2. We have been to many beach towns that highlight their suitability for surfing. None is as serious as Nazare. Their fort is a wave and surfing museum, and the professional surfer Justine Dupont lives in our building.
3. Nazare has 15,000 year round residents, 100,000 in August. Our landlady counts 5 out of 30 units in our building as year round; the others are used less than one month out of the year. This Easter weekend there were quite a few visitors in town. Instead of Easter-themed events, we were treated to folk performances both Saturday and Sunday. There was a very authentic feel, as each costume was individually crafted and assembled, not from a group order from China. John and I sat in the sand for the performances, gentle sun, light breeze.... we thoroughly enjoyed ourselves.

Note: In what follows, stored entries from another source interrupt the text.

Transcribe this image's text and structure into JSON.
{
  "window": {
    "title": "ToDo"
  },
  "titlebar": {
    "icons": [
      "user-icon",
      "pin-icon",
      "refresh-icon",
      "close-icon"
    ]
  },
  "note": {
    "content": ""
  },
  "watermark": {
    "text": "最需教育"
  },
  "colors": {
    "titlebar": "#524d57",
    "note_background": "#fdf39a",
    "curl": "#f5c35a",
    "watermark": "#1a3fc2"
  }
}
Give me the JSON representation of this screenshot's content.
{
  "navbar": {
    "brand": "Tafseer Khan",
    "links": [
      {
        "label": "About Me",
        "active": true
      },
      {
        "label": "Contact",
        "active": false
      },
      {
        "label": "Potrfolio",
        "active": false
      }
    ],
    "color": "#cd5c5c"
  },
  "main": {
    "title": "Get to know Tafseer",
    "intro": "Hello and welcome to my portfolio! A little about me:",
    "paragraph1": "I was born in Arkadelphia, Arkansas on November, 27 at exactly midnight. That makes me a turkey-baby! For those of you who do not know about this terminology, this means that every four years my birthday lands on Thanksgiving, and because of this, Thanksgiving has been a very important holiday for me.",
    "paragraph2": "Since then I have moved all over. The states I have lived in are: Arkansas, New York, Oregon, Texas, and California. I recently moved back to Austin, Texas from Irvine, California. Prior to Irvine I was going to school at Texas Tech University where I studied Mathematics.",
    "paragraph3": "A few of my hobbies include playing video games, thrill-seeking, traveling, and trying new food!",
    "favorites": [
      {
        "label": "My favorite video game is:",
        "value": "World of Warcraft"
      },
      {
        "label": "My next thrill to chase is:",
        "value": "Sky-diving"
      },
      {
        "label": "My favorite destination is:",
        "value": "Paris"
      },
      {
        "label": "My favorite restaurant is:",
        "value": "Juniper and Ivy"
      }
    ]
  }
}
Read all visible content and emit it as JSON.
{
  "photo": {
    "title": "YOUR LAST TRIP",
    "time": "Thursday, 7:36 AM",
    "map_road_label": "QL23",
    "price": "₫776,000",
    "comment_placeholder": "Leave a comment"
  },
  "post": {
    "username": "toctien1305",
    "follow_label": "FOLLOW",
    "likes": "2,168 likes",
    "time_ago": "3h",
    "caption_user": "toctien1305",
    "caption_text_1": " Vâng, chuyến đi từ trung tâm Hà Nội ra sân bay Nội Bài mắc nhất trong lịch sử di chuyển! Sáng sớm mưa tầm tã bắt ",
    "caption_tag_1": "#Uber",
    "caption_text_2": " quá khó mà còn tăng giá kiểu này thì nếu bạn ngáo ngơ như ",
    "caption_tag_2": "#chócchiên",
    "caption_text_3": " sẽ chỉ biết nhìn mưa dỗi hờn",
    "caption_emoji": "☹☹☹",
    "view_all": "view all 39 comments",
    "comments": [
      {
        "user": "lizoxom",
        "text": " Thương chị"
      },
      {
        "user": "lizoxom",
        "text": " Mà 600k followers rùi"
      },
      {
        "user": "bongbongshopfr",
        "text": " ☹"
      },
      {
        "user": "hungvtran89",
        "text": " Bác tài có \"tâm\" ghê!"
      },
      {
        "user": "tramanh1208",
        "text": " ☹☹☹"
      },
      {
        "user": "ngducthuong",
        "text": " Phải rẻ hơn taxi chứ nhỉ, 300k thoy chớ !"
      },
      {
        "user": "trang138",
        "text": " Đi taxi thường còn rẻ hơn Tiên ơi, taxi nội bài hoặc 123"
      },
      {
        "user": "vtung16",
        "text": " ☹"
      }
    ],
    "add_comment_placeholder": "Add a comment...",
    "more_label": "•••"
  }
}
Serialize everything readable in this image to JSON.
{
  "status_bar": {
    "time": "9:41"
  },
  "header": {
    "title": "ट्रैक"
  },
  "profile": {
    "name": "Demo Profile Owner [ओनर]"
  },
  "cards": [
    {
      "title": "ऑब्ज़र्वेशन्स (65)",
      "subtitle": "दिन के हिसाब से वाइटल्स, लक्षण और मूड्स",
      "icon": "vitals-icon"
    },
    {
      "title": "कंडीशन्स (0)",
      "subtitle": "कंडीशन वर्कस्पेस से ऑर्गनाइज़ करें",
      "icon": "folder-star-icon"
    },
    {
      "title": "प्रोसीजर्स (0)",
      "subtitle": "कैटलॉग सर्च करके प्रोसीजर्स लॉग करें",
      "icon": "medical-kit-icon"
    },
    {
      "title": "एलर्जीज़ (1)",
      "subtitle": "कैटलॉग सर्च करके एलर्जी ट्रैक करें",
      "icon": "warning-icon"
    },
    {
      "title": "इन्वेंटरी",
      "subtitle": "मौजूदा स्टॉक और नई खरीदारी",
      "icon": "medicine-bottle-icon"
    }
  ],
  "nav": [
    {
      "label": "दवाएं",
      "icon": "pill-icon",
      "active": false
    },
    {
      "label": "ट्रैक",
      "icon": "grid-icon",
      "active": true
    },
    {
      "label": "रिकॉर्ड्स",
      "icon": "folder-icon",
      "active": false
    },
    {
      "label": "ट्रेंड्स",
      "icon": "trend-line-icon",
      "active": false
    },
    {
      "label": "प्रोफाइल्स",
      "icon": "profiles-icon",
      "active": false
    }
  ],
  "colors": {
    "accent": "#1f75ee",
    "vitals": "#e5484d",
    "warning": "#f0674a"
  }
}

It is rather curious, Nazare as a whole seems particularly traditional and authentic, not only for a beach town, but also for all of Portugal we have seen.
Nazare is composed of the older upper town called Sitio, and the lower town (with the beach) called Nazare. There is also North Beach Nazare, the one that gets the so-called Big Waves. We stayed up in Sitio and here's the view down to Nazare.
Nazare Beach is long and wide, with a promenade.
On Saturday there was folking dancing. I'm kinda picky about what folk dancing I like - this I liked.
After standing for a few minutes, we moved to sit in the sands to watch the remaining 2 hours or so of just about non-stop music and dancing from 5 different local groups.
After the dancing, we trudge back up the hill to Sitio, eat dinner then go out to watch the sunset and the lights come on.
Easter morning we eat our Easter Breads ie local specialties made only at Easter.
We peek in the church.
Then out to the fortress to see the Big Wave Surfing Museum and the famous Nazare North Beach.
All's quiet at North Beach; no 100 foot waves today. Just windmills turning.
Part of the surfing exhibit.
Here's where the big waves break.
Then back down to Nazare Beach for the fun, low-key parade, showing off the local "old ways".
Jug tossing. ;-) I think this toss went to a surprised but alert spectator.
Back streets.
The older ladies of Nazare were intently playing a game that was kinda like cricket but with only one wicket and no bat. You had to be there.
Then more dancing at the beach stage.
And a final walk on the beach.
Then up to Sitio for a final sunset - that was a dud.